That had rather a lot to do with the second bit of uncommon knowledge tumbling around Harry Valentine’s twelve-year-old brain.

Harry’s father, Sir Lionel Valentine, was a drunk.

This was not the uncommon knowledge. Everyone knew that Sir Lionel drank more than he ought. There was no hiding it. Sir Lionel stumbled and tripped (on his words and his feet), he laughed when no one else did, and, unfortunately for the two housemaids (and the two carpets in Sir Lionel’s study), there was a reason the alcohol had not caused his body to grow fat.

And so Harry became proficient in the task of cleaning up vomit.

It started when he was ten. He probably would have left the mess where it lay, except that he had been trying to ask his father for a bit of pocket money, and he’d made the mistake of doing so too late in the evening. Sir Lionel had already partaken of his afternoon brandy, his early-evening nip, his wine with supper, his port immediately following, and was now back to his favorite, the aforementioned brandy, smuggled in from France.
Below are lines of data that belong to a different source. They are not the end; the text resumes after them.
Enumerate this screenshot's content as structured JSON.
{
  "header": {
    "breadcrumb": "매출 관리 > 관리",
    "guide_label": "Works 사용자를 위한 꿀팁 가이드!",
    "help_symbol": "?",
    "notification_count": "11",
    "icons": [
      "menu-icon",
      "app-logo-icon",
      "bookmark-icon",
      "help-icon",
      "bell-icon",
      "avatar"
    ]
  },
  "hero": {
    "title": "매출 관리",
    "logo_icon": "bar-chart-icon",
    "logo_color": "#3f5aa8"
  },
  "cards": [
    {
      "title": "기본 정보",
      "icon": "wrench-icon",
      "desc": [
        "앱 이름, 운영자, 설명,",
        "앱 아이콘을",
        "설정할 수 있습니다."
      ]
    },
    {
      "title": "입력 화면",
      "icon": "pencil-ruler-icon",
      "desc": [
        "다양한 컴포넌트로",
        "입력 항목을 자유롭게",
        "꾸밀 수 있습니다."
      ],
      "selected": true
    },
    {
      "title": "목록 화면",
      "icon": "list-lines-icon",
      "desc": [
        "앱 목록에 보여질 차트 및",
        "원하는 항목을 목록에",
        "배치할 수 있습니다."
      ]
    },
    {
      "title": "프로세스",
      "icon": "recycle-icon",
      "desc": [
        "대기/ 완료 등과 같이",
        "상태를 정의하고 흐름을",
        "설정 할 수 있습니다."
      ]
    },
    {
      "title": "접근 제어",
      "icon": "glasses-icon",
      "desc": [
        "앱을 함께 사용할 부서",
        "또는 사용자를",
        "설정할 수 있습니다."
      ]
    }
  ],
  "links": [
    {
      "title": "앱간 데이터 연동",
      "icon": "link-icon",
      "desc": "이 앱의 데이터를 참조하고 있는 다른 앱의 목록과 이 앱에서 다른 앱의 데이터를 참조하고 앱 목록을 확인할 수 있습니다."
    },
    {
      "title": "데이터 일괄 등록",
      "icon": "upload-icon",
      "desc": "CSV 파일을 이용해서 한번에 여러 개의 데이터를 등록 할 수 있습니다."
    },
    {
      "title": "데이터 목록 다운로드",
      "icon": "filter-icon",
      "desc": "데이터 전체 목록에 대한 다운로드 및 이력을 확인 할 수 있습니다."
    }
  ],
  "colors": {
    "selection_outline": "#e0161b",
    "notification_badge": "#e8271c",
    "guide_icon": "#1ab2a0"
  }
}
Harry was quite certain that he had spoken in complete (English) sentences when he made his request for funds, but his father just stared at him, blinking several times as if he couldn’t quite comprehend what his son was talking about, and then promptly threw up on Harry’s shoes.

So Harry really couldn’t avoid the mess.

After that there seemed to be no going back. It happened again a week later, although not directly on his feet, and then a month after that. By the time Harry was twelve, any other young child would have lost count of the number of times he’d cleaned up after his father, but he had always been a precise sort of boy, and once he’d begun his accounting, it was difficult to stop.